Source: Audiobook Review copy
Publication: 20 September 2022
Narrator: Robert G. Slade
Listening Time: 14hrs 20 mins
Lucia Gomez is a female police chief in a man’s world and she’s walked a fine line to succeed at the top. Now a trio of police officers in Kindle County have accused her of soliciting sex for promotions and she’s in deep.
Rik Dudekis an attorney and old friend of Lucia’s. He’s the only one she can trust, but he’s never had a headline criminal case. This ugly smear campaign is already breaking the internet and will be his biggest challenge yet.
Clarice ‘Pinky’ Granum is a fearless PI who plays by her own rules. Her 4-D imagination is her biggest asset when it comes to digging up dirt for Rik but not all locks are best picked.
It’s cops against cops in this hive of lies. And it will take more than honeyed words from the defence to change the punchline and save the Chief from her own cell.
Suspect stands on its own as a novel, but it also fits into Scott Turow’s Kindle County universe, because its central character, Pinky Granum is the granddaughter of Turow’s recurring Kindle County character, Sandy Stearn.
She’s quite a character, Pinky. Inked, studded, sporting a Mohawk and bisexual, she doesn’t really do committed relationships. She is, though, one hell of an investigator. Which is just as well because the case she’s working on is a real doozy.

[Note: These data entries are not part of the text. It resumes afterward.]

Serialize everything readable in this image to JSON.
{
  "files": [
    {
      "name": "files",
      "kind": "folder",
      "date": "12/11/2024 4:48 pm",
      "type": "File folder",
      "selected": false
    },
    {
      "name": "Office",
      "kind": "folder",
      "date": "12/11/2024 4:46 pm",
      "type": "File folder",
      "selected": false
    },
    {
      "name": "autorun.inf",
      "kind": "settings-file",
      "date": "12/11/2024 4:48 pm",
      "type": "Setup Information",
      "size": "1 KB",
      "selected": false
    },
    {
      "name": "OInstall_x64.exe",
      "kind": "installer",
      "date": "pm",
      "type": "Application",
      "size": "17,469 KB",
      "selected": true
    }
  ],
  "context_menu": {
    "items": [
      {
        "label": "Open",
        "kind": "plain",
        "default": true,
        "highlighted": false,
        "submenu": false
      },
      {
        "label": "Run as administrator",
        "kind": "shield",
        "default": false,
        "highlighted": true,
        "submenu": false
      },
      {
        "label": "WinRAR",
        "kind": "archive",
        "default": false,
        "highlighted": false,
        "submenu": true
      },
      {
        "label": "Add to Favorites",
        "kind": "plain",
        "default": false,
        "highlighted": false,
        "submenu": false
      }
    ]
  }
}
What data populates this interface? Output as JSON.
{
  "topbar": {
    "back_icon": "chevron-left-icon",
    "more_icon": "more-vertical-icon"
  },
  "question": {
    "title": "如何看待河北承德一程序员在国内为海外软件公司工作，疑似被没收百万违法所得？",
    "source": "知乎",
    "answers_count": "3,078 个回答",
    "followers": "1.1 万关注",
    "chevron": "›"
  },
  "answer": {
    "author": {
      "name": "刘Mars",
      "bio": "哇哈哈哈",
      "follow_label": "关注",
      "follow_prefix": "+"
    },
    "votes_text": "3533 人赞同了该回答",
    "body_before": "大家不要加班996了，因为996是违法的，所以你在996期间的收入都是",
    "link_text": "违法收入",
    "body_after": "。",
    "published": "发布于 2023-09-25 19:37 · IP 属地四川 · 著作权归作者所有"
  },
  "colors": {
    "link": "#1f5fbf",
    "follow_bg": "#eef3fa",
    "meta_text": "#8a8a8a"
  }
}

Pinky’s working for Lucia Gomez’s attorney, Rik. Lucy stands accused of soliciting sexual favours in exchange for promotions by three of her male officers. It’s a classic #metoo case, only this time the harasser is a woman in a position of power.
Lucia Gomez is an interesting character, too. As Chief of Police she’s had to be tough to make it to the position of Chief in what is still traditionally a man’s world. So she’s done her fair share of drinking with her fellow officers and joining in the rough and tumble of pub chat. But she’s also had to root out corruption in the Chicago PD and so she’s also a bit of a politician who knows how the system works.
The set pieces take place in the courtroom of the Police and Fire Commission where the testimony of the three accusers is heard. By now they are all former police officers working for another former cop turned property developer, Moritz Vojczek, known as The Ritz.
Lucia is convinced that it is the Ritz that is behind these false accusations, because he’s never forgiven her for firing him when she found out he was a corrupt cop dealing drugs on the side.
Scott Turow presents the case with real credibility and the courtroom scenes, which are always a strength with his books, are taut and suspenseful. By making the accused a woman, he demonstrates well that the issue of sexual coercion is one of power rather than gender and this adds to the sense of tension that really comes through in the courtroom scenes.
All the characters are very well drawn. Though this is predominantly a plot driven story, nevertheless, the characters stand out. The Ritz is everything a gangster should be; Lucia has made one compromise too many in her journey to the top; Pinky is not a believer in following the rules and in contrast, Rik is as pure as the driven snow.
Turow focuses on Pinky’s role in this case which helps provide the bullets to fire in Rik’s examination of the three accusers. She’s been reaching out to a former girlfriend and current police officer to find out what the gossip in the P.D. is about these guys.
But Pinky’s also interested in her new neighbour, a buff looking guy who is keeping very odd hours and who comes and goes without seemingly leaving any mark of himself. As she determines to find out what he is up to, Turow gives us a lesson in the capability of today’s technology which is as fascinating as it is unsettling.
Although a bit counter-intuitive to have a man narrating a story that has two principal female characters, I nevertheless really enjoyed Robert G. Slade’s narration which was accomplished and did not get in the way of an absolutely fascinating story. Robert G. Slade narrates all the other Kindle County novels so it makes sense to retain that continuity. His very fluid voice more than rose to this challenge.
Verdict: A real page turner that brims full of tension, great courtroom drama and moments of revelation and not a little danger. Turow explores the moral ambiguity of Lucia’s position really well and in the character of Pinky he has found a unique voice that I’d love to see in action again
Audible The Reading House (CDs)
Scott Turow is the author of many bestselling works of fiction, including The Last Trial, Testimony, Identical, Innocent, Presumed Innocent, and The Burden of Proof, and two nonfiction books, including One L, about his experience as a law student. His books have been translated into more than forty languages, sold more than thirty million copies worldwide, and have been adapted into movies and television projects. He has frequently contributed essays and op-ed pieces to publications such as the New York Times, Washington Post, Vanity Fair, The New Yorker, and The Atlantic.